Siedemnastoletnia Sylwia marzy o sesji zdjęciowej z aktorem­ Mateuszem Banasiukiem. Mateusz przyjeżdza do Rzeszowa, wchodzi do studia i zaczyna sie magia. Dziewczyna czeka pięknie ubrana, umalowana z wiankiem na głowie. Jest zestresowana ale bukiet czerwonych róż i pudełko czekoladek od Mateusza sprawiają, że Sylwia jest cała rozpromieniona. Ten pierwszy stres jest tak chwilowy i tak szybko mija, że jestem w absolutnym szoku! Marzycielka i aktor rozmawiają a poźniej na sesji bawią sie wspaniale. Sylwia ubiera kurtkę Mateusza, stawia kołnierzyk, owija rurką przez którą oddycha jego szyję i pozuje do zdjęć bardzo szczęśliwa. Ten czas mija nam szybko i tak trudno jest się rozstać, że Mateusz postanawia odwieźć Sylwię do szpitala i jeszcze tam spedzić z nią kilka chwil. Dumnie pcha wózek z dziewczynką rozśmieszając ją stwierdzeniem, że ­ takiego pojazdu jeszcze nie prowadził ­ a cały szpital patrzy się tylko na naszą marzycielkę. Wjeżdzamy do sali a tam czekają już na Sylwię i Mateusza dzieci i personel szpitala.
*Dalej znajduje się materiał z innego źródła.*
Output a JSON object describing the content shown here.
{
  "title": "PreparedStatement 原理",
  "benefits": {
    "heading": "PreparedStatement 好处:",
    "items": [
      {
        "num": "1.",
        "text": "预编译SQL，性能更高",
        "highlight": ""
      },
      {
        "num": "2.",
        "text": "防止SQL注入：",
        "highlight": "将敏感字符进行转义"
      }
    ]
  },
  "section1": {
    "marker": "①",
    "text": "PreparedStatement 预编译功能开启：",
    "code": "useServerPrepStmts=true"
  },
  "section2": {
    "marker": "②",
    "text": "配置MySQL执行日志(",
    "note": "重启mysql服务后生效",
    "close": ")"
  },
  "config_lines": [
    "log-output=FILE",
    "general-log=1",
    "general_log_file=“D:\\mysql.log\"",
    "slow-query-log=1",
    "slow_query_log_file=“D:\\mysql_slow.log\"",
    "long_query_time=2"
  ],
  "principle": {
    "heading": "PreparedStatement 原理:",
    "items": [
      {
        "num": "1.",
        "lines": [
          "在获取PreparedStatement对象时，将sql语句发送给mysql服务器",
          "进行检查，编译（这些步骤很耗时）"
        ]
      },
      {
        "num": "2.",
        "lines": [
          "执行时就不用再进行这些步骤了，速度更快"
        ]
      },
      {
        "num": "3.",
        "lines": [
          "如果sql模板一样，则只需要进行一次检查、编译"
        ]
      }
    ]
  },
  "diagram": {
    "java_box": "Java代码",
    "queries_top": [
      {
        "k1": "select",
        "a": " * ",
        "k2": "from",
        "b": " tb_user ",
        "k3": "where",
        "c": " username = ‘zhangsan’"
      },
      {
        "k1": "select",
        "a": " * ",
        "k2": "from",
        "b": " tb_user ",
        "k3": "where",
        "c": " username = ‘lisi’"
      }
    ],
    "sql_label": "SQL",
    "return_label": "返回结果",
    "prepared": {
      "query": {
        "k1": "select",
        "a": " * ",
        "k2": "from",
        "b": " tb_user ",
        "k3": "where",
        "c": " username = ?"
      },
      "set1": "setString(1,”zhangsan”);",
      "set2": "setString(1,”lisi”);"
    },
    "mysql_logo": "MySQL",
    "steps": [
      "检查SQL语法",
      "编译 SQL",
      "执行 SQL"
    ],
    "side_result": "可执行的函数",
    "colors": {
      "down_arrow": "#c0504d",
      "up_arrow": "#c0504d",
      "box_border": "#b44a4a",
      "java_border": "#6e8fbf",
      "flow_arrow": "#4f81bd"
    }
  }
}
Rozmowy, wspólne zdjęcia, uśmiechy sprawiają, że czas mija bardzo szybko i trzeba się Najpiękniejsze w tym marzeniu i spełnieniu jest to, że nie jest smutno. Jest cudownie, miło, radośnie. Zostają bowiem emocje, niezapomniane wrażenia i zdjęcia... Cała sesja zdjęciowa Mateusza Banasiuka i cudownej marzycielki Sylwii.

Serdeczne podziękowania dla:

- Mateusza Banasiuka za obecność, otwarte serce i uśmiech, którym zarażał wszystkich,

- pana Ryszarda Kocaja z Fabryki Fotografii BLACKFOX, za zrobienie zdjęć i udostępnienie studia, a przede wszystkim za stworzenie niezwykłej atmosfery podczas sesji,

- pani Pauliny Popek z Pracowni ESTILO, która zajęła się makijażem i stylizacją nastolatki,
- pani Wioli Kocój ze Studia Fryzur VIWO za zrobienie pięknej fryzury.

 Dziękujemy również tobie Sylwio -bohaterką dnia i życzymy abyś na co dzień była taka radosna jak dziś. Dzięki Tobie mogliśmy się spotkać i przeżyć tak radosne chwile.

 Wszystkim dziękujemy za obecność, stworzenie atmosfery pełnej serdeczności i przyjaźni oraz za otwarte serca. To bez was ten dzień nigdy nie był by taki radosny. Wystarczy spojrzeć na zdjęcia.